History From America's Most Famous Valleys
GENERAL RICHARD MONTGOMERY
Excerpt from "The Hsitory of Montgomery Classis, R. C. A., 1916": by W. N. P. Dailey
This distinguished patriot-soldier, after whom the County is named, was born in Dublin, Ireland, December 2, 1736, entering the army of Great Britain at the age of twenty, serving seven years in the French and Indian war. When the Regiment to which Montgomery belonged was ordered to enforce the Stamp Act he and others resigned, an act due, doubtless, to the influence of Fox and Pitt, with whom for some years he had been intimate. He visited England later, and sought certain honors, failing of which he returned to America and went to live in New York City. He bought a large estate in Dutchess county, facing the river and Maj. Gen. Montgomery soon afterwards (July, 1773 married Janet Livingston, whom he had first met when lie was a captain in the British army. She was the sister of Chancellor Livingston, one of the three men to organize Montgomery Classis in 1880, and daughter of Robert R. Livingston, one of the judges of the King's bench. Here he settled down to the peace and prosperity of his quiet home. However, it was of short duration, for lie soon joined the ranks of the colonists, and enlisted in the army of General Schuyler which was preparing for an attack on Quebec He parted from his beloved Janet at Saratoga, never to see her again. In 1775 he was second in command with the rank of Brigadier. Illness of Gen. Schuyler threw the entire command upon Montgomery. He succeeded in taking St. John, Chambly, and Montreal. Congress made him Major General. Forward thro the December snows he pressed to join Arnold in the attack on Quebec. For three weeks the city was besieged, and on the morning of Dec. 31, 1775, amid the falling snow, an attempt was made to take it. Montgomery was killed at the very beginning of the attack while leading a division along the shores of the St. Lawrence beneath Cape Diamond. Arnold also was wounded and the expedition failed. Among the prisoners taken at St. John was Capt. Andrew who was later exchanged and joined the English army under Gen. Clinton and became Major Andre. Major Andrew had an intimate friendship with "Peggy" Shippen, the daughter of the radical Tory of that name of Philadelphia, whom Benedict Arnold married as his second wife. For two years prior to the West Point affair a correspondence was kept up between Major Andre and Arnold and Mrs. Arnold.

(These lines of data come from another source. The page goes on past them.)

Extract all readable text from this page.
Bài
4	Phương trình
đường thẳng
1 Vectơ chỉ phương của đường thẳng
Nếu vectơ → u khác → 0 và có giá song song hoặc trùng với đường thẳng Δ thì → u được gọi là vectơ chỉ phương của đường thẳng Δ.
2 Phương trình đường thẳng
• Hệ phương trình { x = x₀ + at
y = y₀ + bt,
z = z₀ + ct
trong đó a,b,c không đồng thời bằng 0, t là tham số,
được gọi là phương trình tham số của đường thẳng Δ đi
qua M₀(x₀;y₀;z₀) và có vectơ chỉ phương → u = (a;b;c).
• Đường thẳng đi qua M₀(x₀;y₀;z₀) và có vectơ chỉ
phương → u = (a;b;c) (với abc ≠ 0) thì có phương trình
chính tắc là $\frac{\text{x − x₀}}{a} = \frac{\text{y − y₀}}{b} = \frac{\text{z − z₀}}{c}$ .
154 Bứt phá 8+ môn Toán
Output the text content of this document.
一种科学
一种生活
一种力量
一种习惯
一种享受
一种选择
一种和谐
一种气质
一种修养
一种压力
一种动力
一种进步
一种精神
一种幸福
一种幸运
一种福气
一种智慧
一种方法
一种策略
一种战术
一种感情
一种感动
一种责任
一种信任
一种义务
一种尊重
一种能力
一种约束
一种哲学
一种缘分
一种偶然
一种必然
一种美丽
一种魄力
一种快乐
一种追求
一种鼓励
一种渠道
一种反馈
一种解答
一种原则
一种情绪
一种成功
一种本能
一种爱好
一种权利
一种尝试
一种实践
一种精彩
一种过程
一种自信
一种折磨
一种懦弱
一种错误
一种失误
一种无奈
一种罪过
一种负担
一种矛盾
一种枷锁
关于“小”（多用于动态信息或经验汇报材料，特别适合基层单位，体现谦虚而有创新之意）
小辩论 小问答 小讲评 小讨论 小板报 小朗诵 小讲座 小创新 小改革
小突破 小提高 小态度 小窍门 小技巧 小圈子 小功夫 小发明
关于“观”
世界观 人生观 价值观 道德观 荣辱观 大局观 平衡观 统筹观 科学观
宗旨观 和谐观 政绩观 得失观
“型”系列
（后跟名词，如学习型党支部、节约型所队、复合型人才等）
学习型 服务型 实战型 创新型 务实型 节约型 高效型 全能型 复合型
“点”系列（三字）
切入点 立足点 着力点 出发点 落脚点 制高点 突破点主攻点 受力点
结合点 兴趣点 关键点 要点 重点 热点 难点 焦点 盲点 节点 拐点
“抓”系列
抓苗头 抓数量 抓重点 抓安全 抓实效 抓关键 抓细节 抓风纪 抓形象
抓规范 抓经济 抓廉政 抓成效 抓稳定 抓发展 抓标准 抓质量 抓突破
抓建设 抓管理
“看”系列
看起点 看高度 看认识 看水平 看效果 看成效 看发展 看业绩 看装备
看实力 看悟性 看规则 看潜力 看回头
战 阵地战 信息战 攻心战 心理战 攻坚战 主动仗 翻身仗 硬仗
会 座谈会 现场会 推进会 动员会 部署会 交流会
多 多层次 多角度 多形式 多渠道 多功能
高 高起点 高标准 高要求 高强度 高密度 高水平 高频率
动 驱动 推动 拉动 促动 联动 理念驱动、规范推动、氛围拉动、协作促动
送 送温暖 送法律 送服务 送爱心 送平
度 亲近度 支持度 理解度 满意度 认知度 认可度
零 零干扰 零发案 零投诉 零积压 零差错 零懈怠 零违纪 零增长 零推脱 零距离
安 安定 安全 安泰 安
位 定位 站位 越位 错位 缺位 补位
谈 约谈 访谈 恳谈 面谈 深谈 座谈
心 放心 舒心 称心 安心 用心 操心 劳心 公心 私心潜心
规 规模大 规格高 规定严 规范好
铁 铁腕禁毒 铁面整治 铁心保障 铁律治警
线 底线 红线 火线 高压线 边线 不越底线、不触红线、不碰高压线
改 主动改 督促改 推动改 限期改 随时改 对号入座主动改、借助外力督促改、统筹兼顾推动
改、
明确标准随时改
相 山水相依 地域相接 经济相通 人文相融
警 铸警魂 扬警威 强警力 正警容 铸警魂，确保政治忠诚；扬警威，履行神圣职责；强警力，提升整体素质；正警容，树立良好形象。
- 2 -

For forty-three years the remains of Montgomery rested within the walls of Quebec. When time for exhuming the body came, one James Thompson, a man of eighty-nine, was found, who had originally buried Montgomery, and also had the sword that Montgomery wore when he was killed. In 1818 at the request of Janet Montgomery, who had lived all these lonely years at the "Montgomery Place" (Rhinebeck), thro action of the New York Legislature the body was brot back to America and New York. It lay in state at the Capitol, Albany, on Independence Day, 1818. On the following day Mrs. Montgomery stood alone upon the broad piazza of her home and for hours watched the funeral cortege wending its way down the Hudson past the General's former dwelling. On July 8, 1818, it was buried in St. Paul's churchyard beneath a mural monument ordered by Benjamin Franklin and provided by Congress. He- was in his fortieth year when he died, tho the monument says but thirty-seventh.